= Main Ustaša Headquarters =

Croatian ruling body

The Main Ustaša Headquarters (Glavni ustaški stan - GUS) was the ruling body of the Ustaša party in the Independent State of Croatia, convened under the poglavnik, Ante Pavelić.

== Establishment ==
The Ustaše emigrants lived in many different countries, but since 1929, the most important and most numerous group was group of Ustaše emigrants in Italy, led by Ante Pavelić. The Main Ustaša Headquarters evolved from Croatian Emigrant Office (Hrvatska emigrantska kancelarija) established by Pavelić in Milan, Italy and managed by Stanko Hranilović who also used alias Stanko Đurić and was one of the closest associates of Pavelić at that time. The group of Ustaše in Italy consisted of about 500 emigrants. The Main Ustaša Headquarters was first situated in Bovegno, Italy.

== Organization ==
The Main Ustaša Headquarters consisted of poglavnik, Doglavničko vijeće, Pobočnički zbor and commissioners. It is assumed that before the World War II only Mile Budak was appointed as doglavnik (in 1934) and Marko Došen as president of the Doglavničko vijeće.

The Council of the deputy chiefs of state (Doglavničko vijeće), a body of the Main Ustaša Headquarters, was made up of no more than twelve doglavniks (deputy leaders) at any one time and no more than 7 poglavni pobočniks (adjutants). In May 1941 Pavelić signed the law which defined Main Ustaša Headquarters as supreme body of Ustaše organization.

=== Doglavničko vijeće ===
In March 1941, the members of Doglavničko vijeće were:
- Andrija Betlehem
- Mile Budak
- Marko Došen
- Slavko Kvaternik
- Luka Lešić
- Stjepan Matijević
- Ademaga Mešić

=== Pobočnički zbor ===
Besides doglavniks and their council, the Main Ustaša Headquarters had members who were adjutants (doglavni pobočnici) who constituted their own council (Pobočnički zbor) whose members were:
- Blaž Lorković
- Ivan Oršanić
- Ivan Javor
- Mijo Bzik
- Alija Šuljak
- Mira Vrličak-Dugački
- Vjekoslav Blaškov
- Hakija Hadžić

=== Commissioners ===
Besides Poglavnik, his deputies and adjutants, the leadership of the Ustaše organization had also commissioners who were appointed by poglavnik.
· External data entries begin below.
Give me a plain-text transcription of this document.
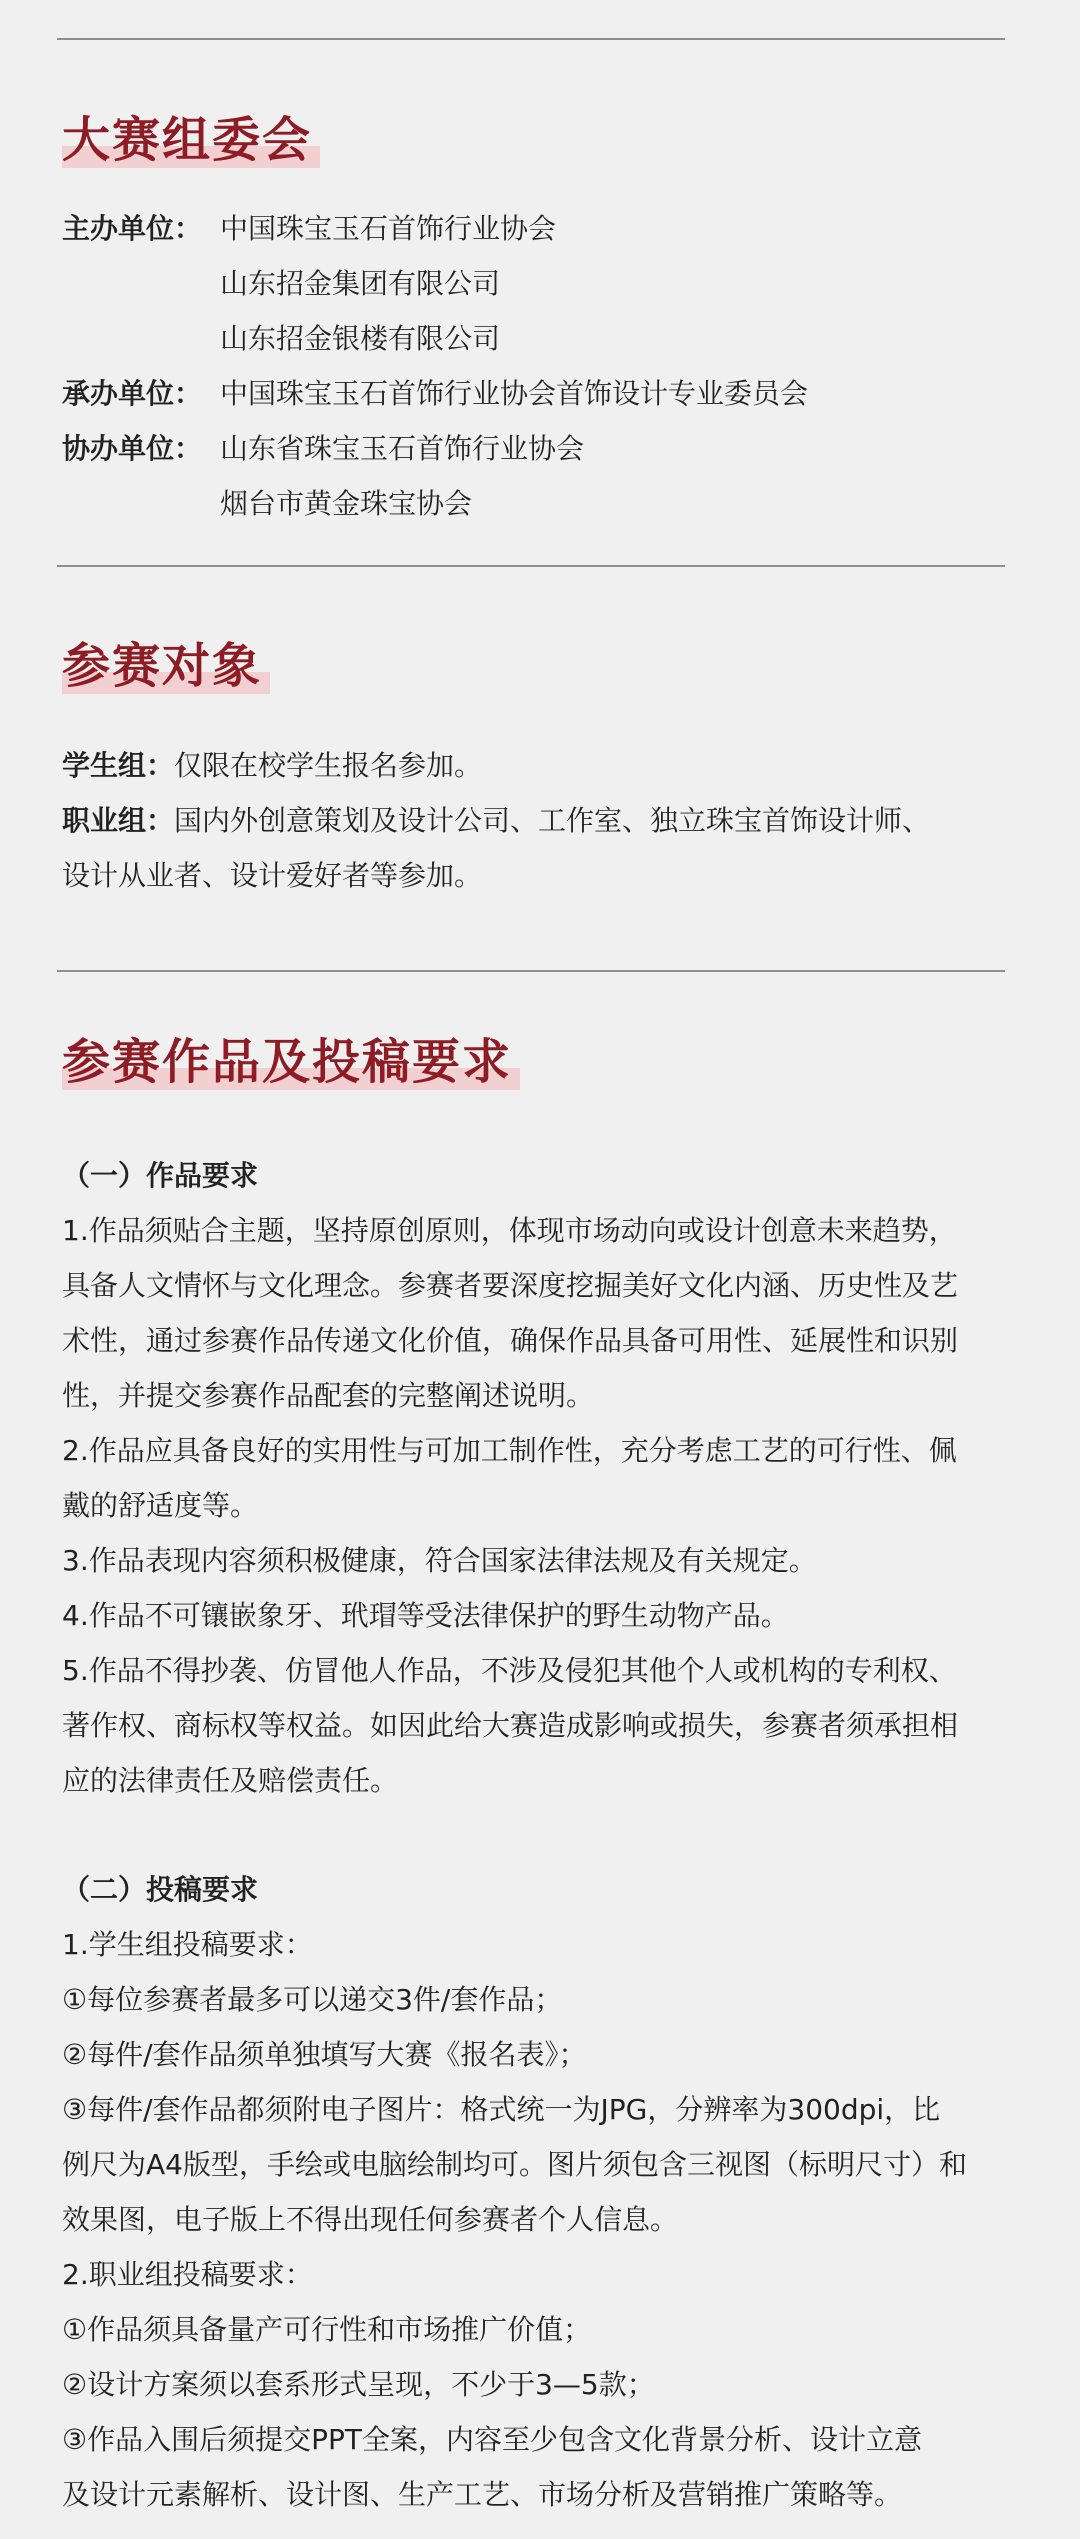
大赛组委会
主办单位： 中国珠宝玉石首饰行业协会
山东招金集团有限公司
山东招金银楼有限公司
承办单位： 中国珠宝玉石首饰行业协会首饰设计专业委员会
协办单位： 山东省珠宝玉石首饰行业协会
烟台市黄金珠宝协会
参赛对象

学生组：仅限在校学生报名参加。

职业组：国内外创意策划及设计公司、工作室、独立珠宝首饰设计师、

设计从业者、设计爱好者等参加。

参赛作品及投稿要求

（一）作品要求

1.作品须贴合主题，坚持原创原则，体现市场动向或设计创意未来趋势，

具备人文情怀与文化理念。参赛者要深度挖掘美好文化内涵、历史性及艺

术性，通过参赛作品传递文化价值，确保作品具备可用性、延展性和识别

性，并提交参赛作品配套的完整阐述说明。

2.作品应具备良好的实用性与可加工制作性，充分考虑工艺的可行性、佩

戴的舒适度等。

3.作品表现内容须积极健康，符合国家法律法规及有关规定。

4.作品不可镶嵌象牙、玳瑁等受法律保护的野生动物产品。

5.作品不得抄袭、仿冒他人作品，不涉及侵犯其他个人或机构的专利权、

著作权、商标权等权益。如因此给大赛造成影响或损失，参赛者须承担相

应的法律责任及赔偿责任。

（二）投稿要求

1.学生组投稿要求：

①每位参赛者最多可以递交3件/套作品；

②每件/套作品须单独填写大赛《报名表》；

③每件/套作品都须附电子图片：格式统一为JPG，分辨率为300dpi，比

例尺为A4版型，手绘或电脑绘制均可。图片须包含三视图（标明尺寸）和

效果图，电子版上不得出现任何参赛者个人信息。

2.职业组投稿要求：

①作品须具备量产可行性和市场推广价值；

②设计方案须以套系形式呈现，不少于3—5款；

③作品入围后须提交PPT全案，内容至少包含文化背景分析、设计立意

及设计元素解析、设计图、生产工艺、市场分析及营销推广策略等。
It is important to differentiate commissioners of the Main Ustaša Headquarters from commissioners temporarily appointed as temporary authorities to establish Croatian control of certain regions.

The commissioners of the Main Ustaša Headquarters included:
- Zdenko Blažeković, a commissioner for physical education and sport
- Božo Cerovski, a commissioner for internal affairs and security
- Eugen Dido Kvaternik
- Vjekoslav Luburić
- Vilko Pećnikar
- Branko Rukavina
- Frane Miletić
- Ante Štitić
- Vlado Singer
- Vlado Herceg
- Vlado Jonić
- Franjo Laslo
- Aleksandar Seitz
- Danijel Crljen, a commissioner for education and propaganda
- Šime Cvitanović
- Mira Vrličak Dugački
- Dragan Dujmović
- Tomiša Grgić
- Marijan Šimić
- Nikola Jurišić
- Mato Jagodić
- Ivan Pregrad

== Sources ==
- Ademović, Fadil (2000). "Novinstvo i ustaška propaganda u Nezavisnoj državi Hrvatskoj: štampa i radio u Bosni i Hercegovini, 1941-1945"
- Šibl, Ivan (1967). "Zagreb 1941"
- Basta, Milan (1986). "Rat je završen 7 dana kasnije"
- Krizman, Bogdan (1983). "Ante Pavelić i ustaše"
- Kolanović, Nada Kisić (1997). "Vojskovođa i politika: sjećanja Slavka Kvaternika"
- Jelić-Butić, Fikreta (1977). "Ustaše i Nezavisna Država Hrvatska: 1941-1945"
- Matković, Hrvoje (2007). "Designirani hrvatski kralj Tomislav II."
- Peršen, Mirko (1990). "Ustaški logori"
- Stuparić, Darko (1997). "Tko je tko u NDH: Hrvatska 1941.-1945"
- Novak, Božidar (2005). "Hrvatsko novinarstvo u 20. stoljeću"
- Šipovac, Neđo (1987). "Ljeto na gori, 1941"
- Bulajić, Milan (1989). "Ustaški zločini genocida i suđenje Andriji Artukoviću 1986. godine"
- Colić, Mladen (1973). "Takozvana NDH."